Enhancing the meaning of the work, Huxley chooses Shakespeare--an author and playwright so well-known and influential for many centuries. Shakespeare seems so normal to us, disregarding certain details. Divided into groups including comedies, tragedies, and histories, his works touch on conflicts and romances. They address morals, values, and beliefs of the time. While many of these beliefs still hold true to people today, the world is changing. People are changing, but are scientific advances causing this change? Aldous Huxley asks his readers this as they concentrate on the descriptions in "Brave New World". Are science and technology actually harming society instead of helping? Huxley forecasts the future from the experiences in his lifetime.

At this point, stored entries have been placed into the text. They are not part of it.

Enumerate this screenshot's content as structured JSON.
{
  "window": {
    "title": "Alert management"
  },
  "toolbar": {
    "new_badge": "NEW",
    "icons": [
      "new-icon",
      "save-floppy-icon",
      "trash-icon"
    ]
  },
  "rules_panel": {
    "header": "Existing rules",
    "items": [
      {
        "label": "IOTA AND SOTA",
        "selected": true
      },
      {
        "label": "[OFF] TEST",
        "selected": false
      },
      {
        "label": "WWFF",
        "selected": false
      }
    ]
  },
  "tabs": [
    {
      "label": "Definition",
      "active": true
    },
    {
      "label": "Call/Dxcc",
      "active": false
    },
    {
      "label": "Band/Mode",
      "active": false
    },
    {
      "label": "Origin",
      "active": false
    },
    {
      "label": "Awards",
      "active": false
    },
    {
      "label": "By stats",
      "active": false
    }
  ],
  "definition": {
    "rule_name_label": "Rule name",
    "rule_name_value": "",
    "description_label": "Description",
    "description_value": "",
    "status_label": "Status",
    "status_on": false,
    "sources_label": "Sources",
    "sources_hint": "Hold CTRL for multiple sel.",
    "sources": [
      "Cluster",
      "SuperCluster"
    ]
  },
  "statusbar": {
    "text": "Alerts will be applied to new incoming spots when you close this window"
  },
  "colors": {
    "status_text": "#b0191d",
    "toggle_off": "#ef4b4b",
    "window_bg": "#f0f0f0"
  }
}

In his writing, he reflects how society today is in between Shakespeare's time and the ""Brave New World"." He shows that society is moving towards the ""Brave New World"" and if readers dislike the society he portrays, then they had better do something to change it by looking at the cause of the problem.
Overall, in his brilliant novel, Aldous Huxley presents the reader with awkward situations and forces them to think about the changing world they live in. The allusions to Shakespeare create a timeline of contrast to support the idea of the changing world. Not only do the allusions help show what the characters believe about their society and society today, but the allusions enhance the overall meaning of the work which forces readers to carefully examine their lives and the lives of people in the future.